Она покачала головой.

— Неправда.

— Правда, правда.

— Нет, неправда.

— Встаньте, Стефани. Подойдите ко мне, посмотрите мне в глаза. Вы такая высокая, стройная и грациозная. Вы — экзотический цветок.

Он обнял ее, а она слегка вздохнула и изогнулась, как лоза, отстраняясь от него.

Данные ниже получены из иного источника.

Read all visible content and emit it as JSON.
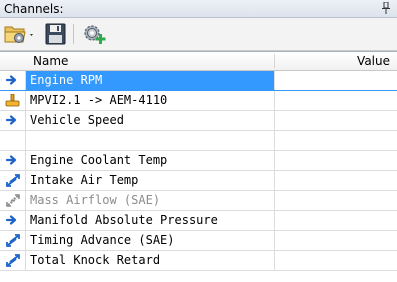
{
  "panel": {
    "title": "Channels:",
    "pin_icon": "pin-icon"
  },
  "toolbar": {
    "buttons": [
      {
        "icon": "open-folder-settings-icon"
      },
      {
        "icon": "save-disk-icon"
      },
      {
        "icon": "add-channel-gear-icon"
      }
    ]
  },
  "grid": {
    "columns": {
      "name": "Name",
      "value": "Value"
    },
    "rows": [
      {
        "name": "Engine RPM",
        "value": "",
        "icon": "arrow-right-icon",
        "selected": true
      },
      {
        "name": "MPVI2.1 -> AEM-4110",
        "value": "",
        "icon": "connector-plug-icon"
      },
      {
        "name": "Vehicle Speed",
        "value": "",
        "icon": "arrow-right-icon"
      },
      {
        "name": "",
        "value": "",
        "icon": ""
      },
      {
        "name": "Engine Coolant Temp",
        "value": "",
        "icon": "arrow-right-icon"
      },
      {
        "name": "Intake Air Temp",
        "value": "",
        "icon": "bidirectional-arrows-icon"
      },
      {
        "name": "Mass Airflow (SAE)",
        "value": "",
        "icon": "bidirectional-arrows-disabled-icon",
        "disabled": true
      },
      {
        "name": "Manifold Absolute Pressure",
        "value": "",
        "icon": "arrow-right-icon"
      },
      {
        "name": "Timing Advance (SAE)",
        "value": "",
        "icon": "bidirectional-arrows-icon"
      },
      {
        "name": "Total Knock Retard",
        "value": "",
        "icon": "bidirectional-arrows-icon"
      }
    ]
  },
  "colors": {
    "selection": "#3399ff",
    "arrow": "#1e64c8",
    "plug": "#e0a020"
  }
}
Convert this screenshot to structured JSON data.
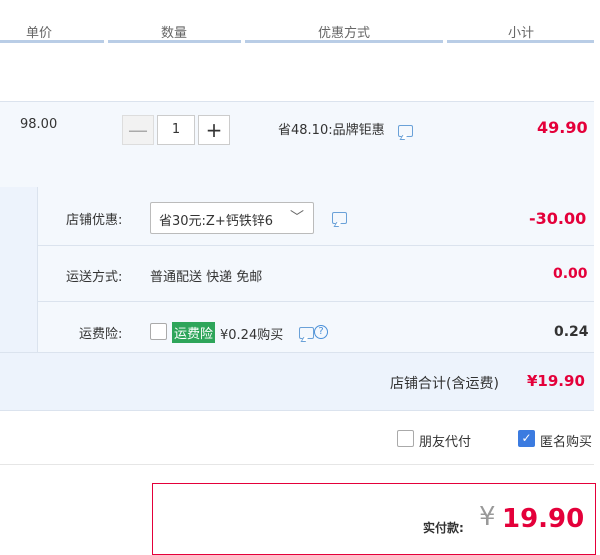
{
  "header": {
    "col_unit_price": "单价",
    "col_quantity": "数量",
    "col_discount": "优惠方式",
    "col_subtotal": "小计"
  },
  "item": {
    "unit_price": "98.00",
    "quantity_minus": "—",
    "quantity": "1",
    "quantity_plus": "+",
    "discount": "省48.10:品牌钜惠",
    "subtotal": "49.90"
  },
  "shop": {
    "discount_label": "店铺优惠:",
    "discount_select": "省30元:Z+钙铁锌6",
    "discount_amount": "-30.00",
    "shipping_label": "运送方式:",
    "shipping_value": "普通配送 快递 免邮",
    "shipping_amount": "0.00",
    "insurance_label": "运费险:",
    "insurance_badge": "运费险",
    "insurance_text": "¥0.24购买",
    "insurance_amount": "0.24",
    "total_label": "店铺合计(含运费)",
    "total_value": "¥19.90"
  },
  "options": {
    "friend_pay": "朋友代付",
    "anonymous": "匿名购买",
    "anonymous_checked": true
  },
  "payment": {
    "label": "实付款:",
    "currency": "¥",
    "amount": "19.90"
  },
  "colors": {
    "accent_red": "#e4003a",
    "checkbox_blue": "#3b7be0",
    "badge_green": "#2ea55a"
  }
}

— Мне кажется, мы не должны этого делать. Ведь нехорошо, правда? — наивно спросила она, после минутного молчания выскальзывая из его объятий.

— Стефани!

— Мне теперь, пожалуй, пора домой.

26. ЛЮБОВЬ И БОРЬБА

И вот в ту пору, когда Каупервуд начинал воевать за городской железнодорожный транспорт Чикаго, возникла эта связь, значительно более серьезная, чем многие предшествовавшие ей. Стефани Плейто сумела возбудить в Каупервуде весьма пылкие чувства. После нескольких тайных свиданий с девушкой Каупервуд, действуя по уже установившемуся шаблону, снял холостую квартиру в деловой части города — удобное прибежище для любовных встреч. Однако ни частые свидания, ни долгие беседы не помогли ему ближе узнать Стефани. Она была очаровательна — редкостная находка в трезвом, будничном Чикаго, — но вместе с тем загадочна и неуловима. Они часто завтракали вместе, болтали; Стефани посвятила Каупервуда в свои честолюбивые замыслы, рассказала; как нуждается она в духовной поддержке, в преданном друге, который верил бы в ее талант и тем укреплял бы ее веру в себя. Вскоре он уже все знал о ее семье, о знакомых, о закулисной жизни «гарриковцев», о нараставшем разладе в труппе. Однажды, когда они сидели вдвоем в своем укромном гнездышке и страсть уже начинала заглушать в них голос рассудка, Каупервуд спросил, имела ли она раньше…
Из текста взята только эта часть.